Das Beispiel aus der Praxis:
Durch ein Unternehmen sollten medizinische Geräte hergestellt und an ein kommunales Krankenhaus bis zum 15.03.2001 geliefert werden. Dabei waren mehrere verschiedene komplexe Diagnosegeräte, unter anderem ein Kernspintomograph und ein fest zu installierendes Röntgengerät zu liefern. Teile der Geräte des Kernspintomographen bezog das Unternehmen von Unterauftragnehmern, welche sich auf deren Herstellung spezialisiert hatten. Nun kam es bei einem der Unterauftragnehmer am 10.03.2001 zu einem Streik mit der Folge, daß dort die Produktion der benötigten Teile stillstand. Dieser Streik zog sich bis zum 10.04.2001 hin, in welcher Zeit der Unternehmer den Kernspintomographen nicht fertigstellen und liefern konnte. Ein Bezug der Teile bei einem anderen Unternehmen war nicht möglich, da nur die eine Firma sie herstellte. Ebenfalls brannte am 12.03.2001 durch einen Blitzschlag die Werkhalle ab, in welcher die Röntgengeräte beim Auftragnehmer hergestellt wurden. Deren Wiederaufbau zog sich bis zum 30.07.2001 hin, so daß er nicht in der Lage war, die Röntgengeräte rechtzeitig zu liefern. Diesen Teil des Vertrages kündigte er am 15.06.2001 schriftlich.
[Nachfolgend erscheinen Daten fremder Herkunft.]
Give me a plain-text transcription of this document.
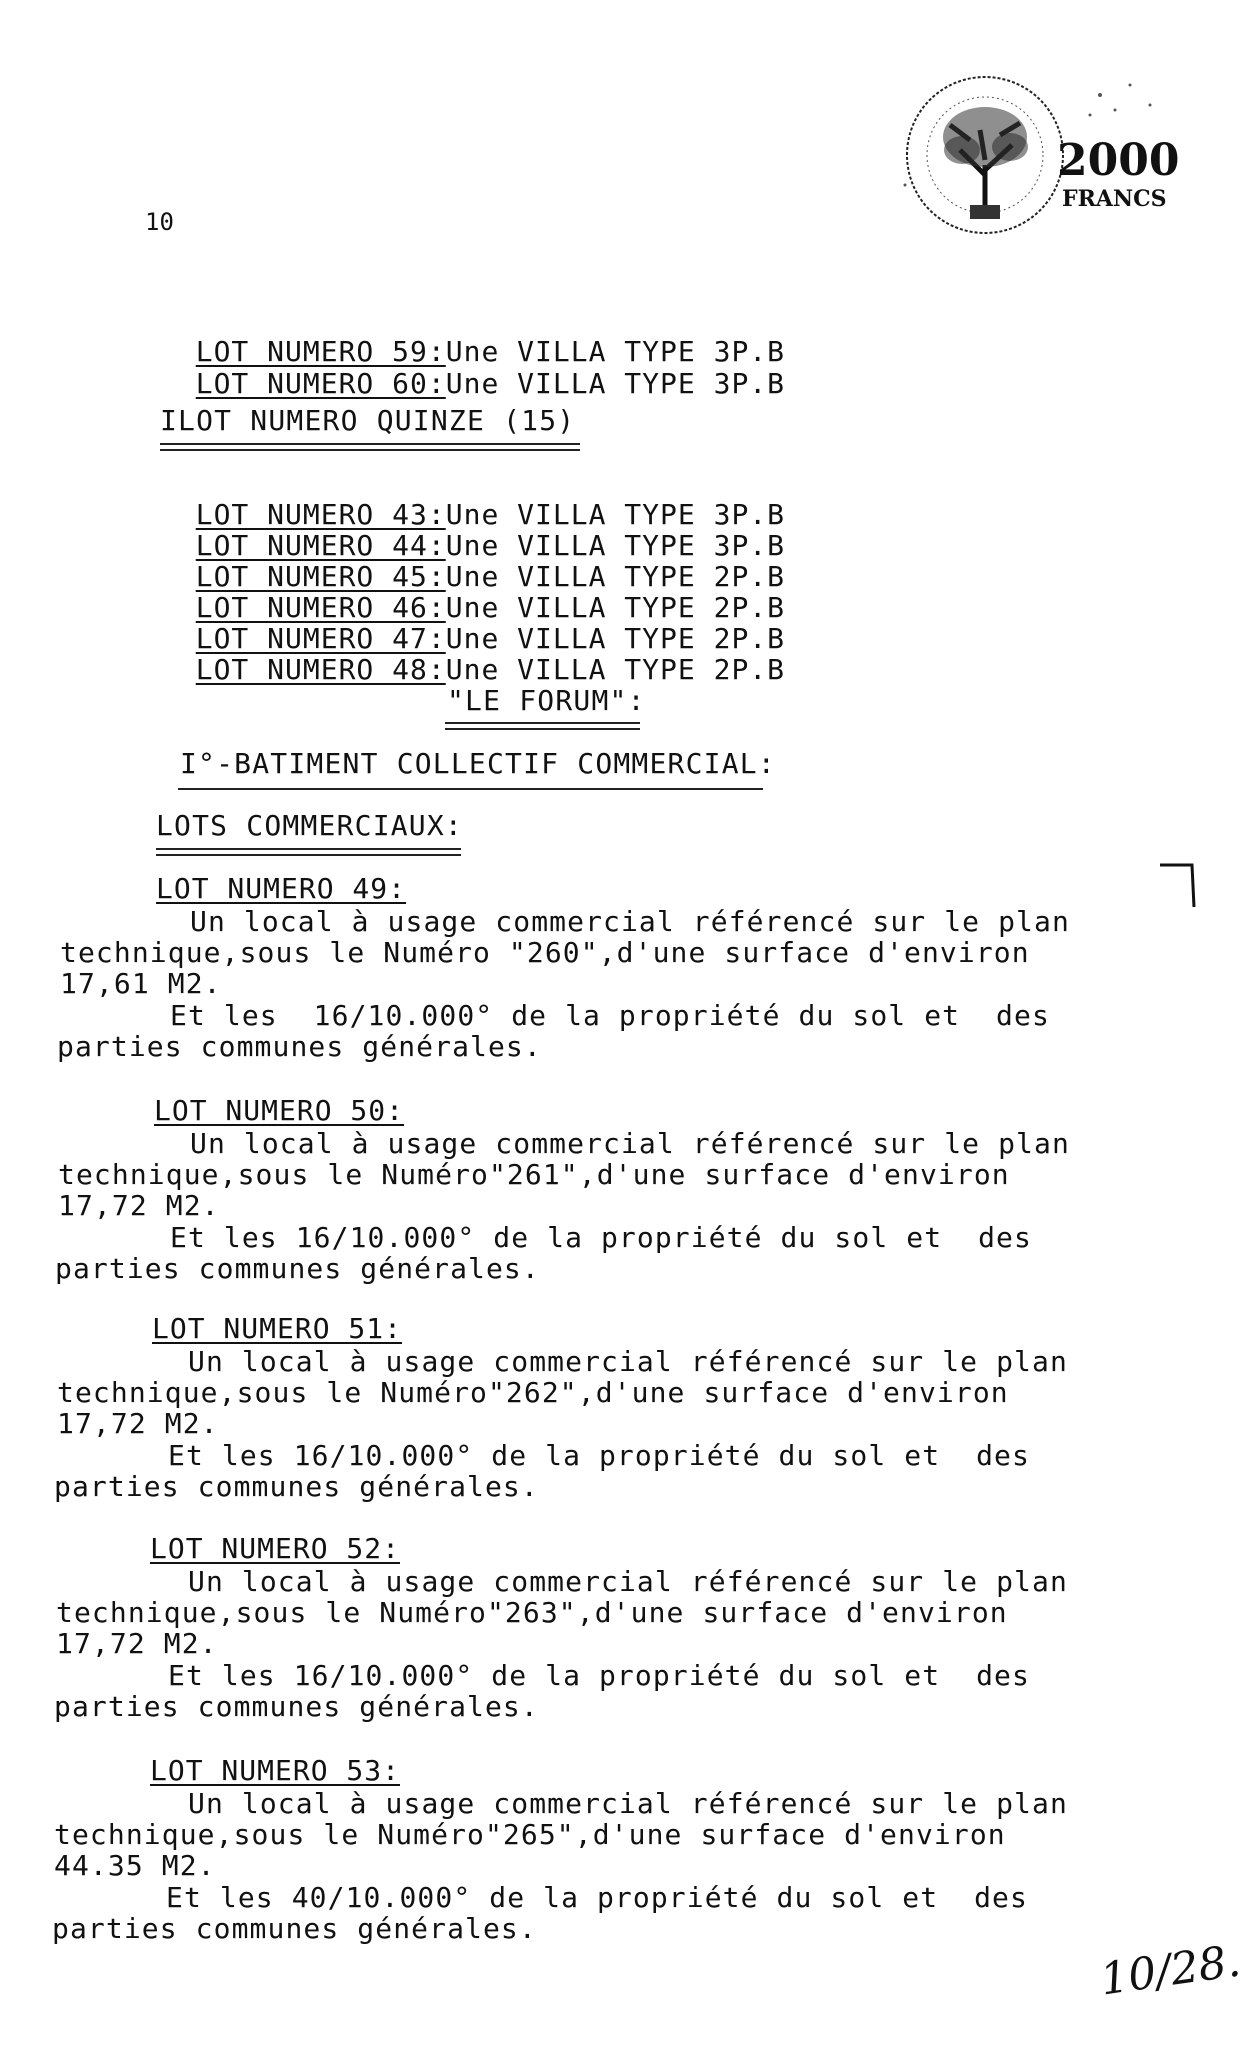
10
2000
FRANCS

LOT NUMERO 59:Une VILLA TYPE 3P.B

LOT NUMERO 60:Une VILLA TYPE 3P.B

ILOT NUMERO QUINZE (15)

LOT NUMERO 43:Une VILLA TYPE 3P.B

LOT NUMERO 44:Une VILLA TYPE 3P.B

LOT NUMERO 45:Une VILLA TYPE 2P.B

LOT NUMERO 46:Une VILLA TYPE 2P.B

LOT NUMERO 47:Une VILLA TYPE 2P.B

LOT NUMERO 48:Une VILLA TYPE 2P.B

"LE FORUM":
I°-BATIMENT COLLECTIF COMMERCIAL:
LOTS COMMERCIAUX:
LOT NUMERO 49:
Un local à usage commercial référencé sur le plan
technique,sous le Numéro "260",d'une surface d'environ
17,61 M2.
Et les  16/10.000° de la propriété du sol et  des
parties communes générales.
LOT NUMERO 50:
Un local à usage commercial référencé sur le plan
technique,sous le Numéro"261",d'une surface d'environ
17,72 M2.
Et les 16/10.000° de la propriété du sol et  des
parties communes générales.
LOT NUMERO 51:
Un local à usage commercial référencé sur le plan
technique,sous le Numéro"262",d'une surface d'environ
17,72 M2.
Et les 16/10.000° de la propriété du sol et  des
parties communes générales.
LOT NUMERO 52:
Un local à usage commercial référencé sur le plan
technique,sous le Numéro"263",d'une surface d'environ
17,72 M2.
Et les 16/10.000° de la propriété du sol et  des
parties communes générales.
LOT NUMERO 53:
Un local à usage commercial référencé sur le plan
technique,sous le Numéro"265",d'une surface d'environ
44.35 M2.
Et les 40/10.000° de la propriété du sol et  des
parties communes générales.
10/28.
Eine Abtrennung einzelner vertraglicher Leistungen ist hier aufgrund der Abgeschlossenheit der einzelnen Teile, bezogen nur auf Kernspintomograph und Röntgengerät, möglich. Da die Lieferung des Kernspintomographen nicht länger als drei Monate verzögert war, konnte weder durch den Auftraggeber noch den Auftragnehmer gekündigt werden. Vielmehr durfte die Lieferung noch bis zum 15.04.2001 erfolgen ohne daß der Auftragnehmer in Verzug geriet. Den Teil des Vertrages, welcher das Röntgengerät betraf, kündigte er fristgemäß innerhalb von 30 Tagen nach Ablauf der drei Monate in der ordnungsgemäßen Form mit der Folge, daß er von der Verpflichtung zu dieser Leistung frei wurde.